Bakırköy 46’nın 6 fabrika arazisinin dönüşüm projesi olduğunu belirten Ağaoğlu, 80 dönüm arsadan kendilerine 45 dönüm inşaat alanı kaldığını ve emsalin de 2,5 olduğunu ifade etti. Ağaoğlu, “Proje alanı izbe bir haldeydi. Farelerin, tinercilerin yuvası durumundaydı. Ayrıca bazı haberlerde 190-200 bin metrekare inşaat alanından bahsediyorlar. Bu doğru değil. İnşaat alanımız 110 bin metrekare. Türkiye’de her alanda 3,5 - 4 emsal verilirken, biz 2,5'da kaldık. Hukuka aykırı bir iş yok” dedi.

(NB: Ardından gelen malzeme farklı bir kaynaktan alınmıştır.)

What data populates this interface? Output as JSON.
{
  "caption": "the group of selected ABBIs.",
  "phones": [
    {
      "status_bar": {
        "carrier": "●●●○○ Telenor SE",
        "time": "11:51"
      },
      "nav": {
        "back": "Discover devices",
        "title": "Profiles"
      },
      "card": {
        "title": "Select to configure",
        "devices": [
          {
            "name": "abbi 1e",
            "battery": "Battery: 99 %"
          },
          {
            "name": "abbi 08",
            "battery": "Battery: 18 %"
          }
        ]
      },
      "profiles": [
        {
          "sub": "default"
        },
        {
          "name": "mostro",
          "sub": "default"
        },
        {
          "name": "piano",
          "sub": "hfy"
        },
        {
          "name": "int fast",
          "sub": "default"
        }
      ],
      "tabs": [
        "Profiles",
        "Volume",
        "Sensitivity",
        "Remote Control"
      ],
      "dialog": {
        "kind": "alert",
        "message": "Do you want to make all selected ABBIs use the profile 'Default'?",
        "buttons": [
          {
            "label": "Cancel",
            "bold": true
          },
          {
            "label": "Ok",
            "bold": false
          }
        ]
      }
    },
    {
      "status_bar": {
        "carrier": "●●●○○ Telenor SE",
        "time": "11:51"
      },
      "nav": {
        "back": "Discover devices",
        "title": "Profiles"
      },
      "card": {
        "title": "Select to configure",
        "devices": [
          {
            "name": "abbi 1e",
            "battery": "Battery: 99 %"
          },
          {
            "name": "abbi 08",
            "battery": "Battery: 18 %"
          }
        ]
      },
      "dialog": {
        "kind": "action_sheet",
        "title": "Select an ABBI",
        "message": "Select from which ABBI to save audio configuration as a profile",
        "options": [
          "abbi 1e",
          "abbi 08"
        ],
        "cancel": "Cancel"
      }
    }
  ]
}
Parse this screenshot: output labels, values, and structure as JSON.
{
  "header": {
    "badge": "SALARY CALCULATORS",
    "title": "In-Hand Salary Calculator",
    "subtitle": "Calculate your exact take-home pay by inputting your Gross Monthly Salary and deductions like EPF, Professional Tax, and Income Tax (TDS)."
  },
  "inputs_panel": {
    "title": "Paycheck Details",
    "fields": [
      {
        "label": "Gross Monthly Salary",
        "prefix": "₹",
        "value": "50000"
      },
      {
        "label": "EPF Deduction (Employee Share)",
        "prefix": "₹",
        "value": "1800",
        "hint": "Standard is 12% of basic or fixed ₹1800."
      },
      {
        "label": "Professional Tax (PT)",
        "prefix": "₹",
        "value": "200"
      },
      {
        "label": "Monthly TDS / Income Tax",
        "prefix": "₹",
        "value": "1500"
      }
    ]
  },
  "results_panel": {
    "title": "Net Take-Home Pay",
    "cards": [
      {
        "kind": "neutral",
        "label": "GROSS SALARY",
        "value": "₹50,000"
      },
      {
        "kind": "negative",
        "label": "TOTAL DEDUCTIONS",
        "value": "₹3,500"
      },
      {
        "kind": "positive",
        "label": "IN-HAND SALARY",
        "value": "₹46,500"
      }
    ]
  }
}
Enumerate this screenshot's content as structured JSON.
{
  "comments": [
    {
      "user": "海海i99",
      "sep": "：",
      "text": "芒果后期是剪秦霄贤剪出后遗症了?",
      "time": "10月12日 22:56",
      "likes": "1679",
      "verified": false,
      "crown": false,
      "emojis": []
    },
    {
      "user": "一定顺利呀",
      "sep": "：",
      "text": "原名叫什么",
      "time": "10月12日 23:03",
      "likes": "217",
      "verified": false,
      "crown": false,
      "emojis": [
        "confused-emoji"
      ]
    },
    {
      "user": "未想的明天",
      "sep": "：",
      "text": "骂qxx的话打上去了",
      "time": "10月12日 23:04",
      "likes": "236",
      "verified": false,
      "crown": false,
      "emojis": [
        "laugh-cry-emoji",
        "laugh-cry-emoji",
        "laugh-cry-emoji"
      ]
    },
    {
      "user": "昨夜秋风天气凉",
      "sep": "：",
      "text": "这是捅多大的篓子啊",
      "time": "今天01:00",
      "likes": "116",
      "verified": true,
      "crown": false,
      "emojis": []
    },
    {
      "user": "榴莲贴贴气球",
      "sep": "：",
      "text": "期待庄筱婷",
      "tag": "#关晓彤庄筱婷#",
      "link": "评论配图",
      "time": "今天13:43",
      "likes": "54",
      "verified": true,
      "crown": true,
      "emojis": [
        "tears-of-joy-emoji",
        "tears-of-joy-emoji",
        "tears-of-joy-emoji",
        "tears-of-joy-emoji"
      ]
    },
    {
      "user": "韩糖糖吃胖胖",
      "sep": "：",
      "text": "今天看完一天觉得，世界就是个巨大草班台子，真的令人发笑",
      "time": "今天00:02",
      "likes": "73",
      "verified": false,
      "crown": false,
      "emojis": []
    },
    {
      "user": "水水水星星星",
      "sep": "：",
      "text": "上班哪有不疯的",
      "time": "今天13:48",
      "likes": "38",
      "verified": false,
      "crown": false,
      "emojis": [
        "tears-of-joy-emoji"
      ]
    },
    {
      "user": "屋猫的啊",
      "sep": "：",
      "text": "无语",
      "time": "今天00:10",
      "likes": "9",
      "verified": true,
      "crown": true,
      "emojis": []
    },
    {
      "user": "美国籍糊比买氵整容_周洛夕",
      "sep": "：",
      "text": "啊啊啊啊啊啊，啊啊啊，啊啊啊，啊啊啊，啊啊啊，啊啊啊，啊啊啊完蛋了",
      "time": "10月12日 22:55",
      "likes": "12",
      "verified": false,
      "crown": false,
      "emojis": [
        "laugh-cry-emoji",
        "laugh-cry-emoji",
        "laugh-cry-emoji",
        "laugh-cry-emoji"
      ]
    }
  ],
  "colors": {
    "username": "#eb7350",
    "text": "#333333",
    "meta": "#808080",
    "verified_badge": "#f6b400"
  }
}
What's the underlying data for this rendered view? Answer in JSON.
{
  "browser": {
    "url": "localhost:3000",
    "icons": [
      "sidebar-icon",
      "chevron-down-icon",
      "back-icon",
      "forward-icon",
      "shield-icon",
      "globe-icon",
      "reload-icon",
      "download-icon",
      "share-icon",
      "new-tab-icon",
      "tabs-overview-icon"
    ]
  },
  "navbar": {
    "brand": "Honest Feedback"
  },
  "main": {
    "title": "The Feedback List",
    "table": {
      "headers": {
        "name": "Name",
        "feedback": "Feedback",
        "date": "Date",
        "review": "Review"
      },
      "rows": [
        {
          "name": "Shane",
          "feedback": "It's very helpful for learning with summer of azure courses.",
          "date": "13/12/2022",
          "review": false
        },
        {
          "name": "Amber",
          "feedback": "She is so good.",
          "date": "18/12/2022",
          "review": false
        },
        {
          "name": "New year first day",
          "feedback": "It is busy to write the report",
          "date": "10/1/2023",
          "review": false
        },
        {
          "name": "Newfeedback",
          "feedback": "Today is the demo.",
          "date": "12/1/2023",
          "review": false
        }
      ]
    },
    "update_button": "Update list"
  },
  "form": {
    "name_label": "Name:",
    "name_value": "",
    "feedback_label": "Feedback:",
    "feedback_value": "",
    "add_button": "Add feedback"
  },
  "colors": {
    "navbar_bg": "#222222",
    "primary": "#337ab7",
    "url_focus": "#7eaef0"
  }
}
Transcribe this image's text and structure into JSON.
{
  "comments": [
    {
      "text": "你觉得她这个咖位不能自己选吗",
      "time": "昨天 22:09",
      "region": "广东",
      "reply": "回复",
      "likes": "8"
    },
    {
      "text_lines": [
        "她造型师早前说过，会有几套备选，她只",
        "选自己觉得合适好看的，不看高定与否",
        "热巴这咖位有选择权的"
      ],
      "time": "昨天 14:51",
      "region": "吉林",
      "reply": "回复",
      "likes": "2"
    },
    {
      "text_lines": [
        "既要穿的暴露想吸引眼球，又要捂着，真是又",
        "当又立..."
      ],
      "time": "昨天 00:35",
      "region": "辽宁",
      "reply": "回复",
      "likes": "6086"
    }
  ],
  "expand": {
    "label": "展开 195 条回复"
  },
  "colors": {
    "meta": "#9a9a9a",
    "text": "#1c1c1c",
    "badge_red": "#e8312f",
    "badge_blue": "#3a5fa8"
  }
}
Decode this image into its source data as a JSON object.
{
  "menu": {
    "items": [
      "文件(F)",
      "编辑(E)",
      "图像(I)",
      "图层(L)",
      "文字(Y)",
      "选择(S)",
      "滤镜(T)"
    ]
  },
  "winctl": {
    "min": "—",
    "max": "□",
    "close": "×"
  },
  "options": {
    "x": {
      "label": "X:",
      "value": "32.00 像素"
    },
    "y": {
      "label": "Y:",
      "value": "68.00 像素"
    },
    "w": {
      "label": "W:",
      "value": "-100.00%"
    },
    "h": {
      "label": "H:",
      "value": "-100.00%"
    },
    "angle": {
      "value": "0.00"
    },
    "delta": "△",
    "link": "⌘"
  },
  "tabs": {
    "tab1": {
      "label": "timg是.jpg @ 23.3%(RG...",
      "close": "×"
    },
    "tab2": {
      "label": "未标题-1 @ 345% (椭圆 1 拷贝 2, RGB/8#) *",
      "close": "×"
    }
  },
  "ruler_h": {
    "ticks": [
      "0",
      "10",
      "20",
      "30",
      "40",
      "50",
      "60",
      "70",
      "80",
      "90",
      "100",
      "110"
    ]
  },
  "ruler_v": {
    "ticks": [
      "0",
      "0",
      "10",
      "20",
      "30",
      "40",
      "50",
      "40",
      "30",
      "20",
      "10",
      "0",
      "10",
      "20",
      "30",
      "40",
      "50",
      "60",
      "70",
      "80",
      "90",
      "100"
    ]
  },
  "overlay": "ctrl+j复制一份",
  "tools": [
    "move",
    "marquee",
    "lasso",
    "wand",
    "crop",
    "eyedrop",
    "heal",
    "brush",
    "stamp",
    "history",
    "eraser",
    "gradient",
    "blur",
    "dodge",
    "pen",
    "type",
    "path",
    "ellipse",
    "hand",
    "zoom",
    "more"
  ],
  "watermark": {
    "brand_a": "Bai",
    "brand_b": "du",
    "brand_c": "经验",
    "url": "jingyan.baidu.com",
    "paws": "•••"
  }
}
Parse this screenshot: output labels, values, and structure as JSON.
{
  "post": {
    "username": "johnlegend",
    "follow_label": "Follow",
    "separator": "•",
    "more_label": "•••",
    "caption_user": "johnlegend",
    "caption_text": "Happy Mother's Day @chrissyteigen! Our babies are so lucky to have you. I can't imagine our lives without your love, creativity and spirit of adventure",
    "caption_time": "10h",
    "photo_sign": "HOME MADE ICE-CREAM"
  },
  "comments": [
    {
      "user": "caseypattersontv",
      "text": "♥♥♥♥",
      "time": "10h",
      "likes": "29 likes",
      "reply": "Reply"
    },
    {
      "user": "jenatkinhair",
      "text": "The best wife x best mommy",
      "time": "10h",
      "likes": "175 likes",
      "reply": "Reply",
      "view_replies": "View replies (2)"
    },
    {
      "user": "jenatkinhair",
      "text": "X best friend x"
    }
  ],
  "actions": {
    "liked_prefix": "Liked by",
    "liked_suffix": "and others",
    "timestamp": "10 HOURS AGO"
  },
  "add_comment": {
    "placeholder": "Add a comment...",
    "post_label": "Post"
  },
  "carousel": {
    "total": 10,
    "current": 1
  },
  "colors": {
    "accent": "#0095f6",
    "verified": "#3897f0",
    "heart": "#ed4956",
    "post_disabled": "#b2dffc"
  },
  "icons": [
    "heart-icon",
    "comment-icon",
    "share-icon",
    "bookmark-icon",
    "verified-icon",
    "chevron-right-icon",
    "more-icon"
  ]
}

Sürecin ses getirmesi için medyatik isimler arandığını ve bunun için kendisinin seçildiğini söyleyen Ağaoğlu, “İnşaat sektörüne büyük haksızlık yapıldı. en önemlisi Türk ekonomisine darbe vuruldu” dedi.
Onur kırıcı davrandılar
Ali Ağaoğlu, gözaltına alınma şekilllerini ve süreç içinde yaşadıklarını eleştirdi. Hukuka güvendiğini ancak yapılanların yakışıksız olduğunu belirten Ağaoğlu, “Maruz kaldığımız durum çok çirkin. Bize onur kırıcı ve aşağılayıcı davrandılar. İnsanların ilaçlarını bile vermediler” dedi.
Çocuklarımı düşündüm
Serbest kaldığı gecenin sabahında işlerinin başına geçtiğini ve şantiyelerini tek tek gezdiğini söyleyen Ağaoğlu, “Kendim için ne korktum, ne de endişe ettim. Aklım çocuklarıma takıldı. Olayın onlar üzerinde nasıl etki yaratacağını düşündüm” diye konuştu.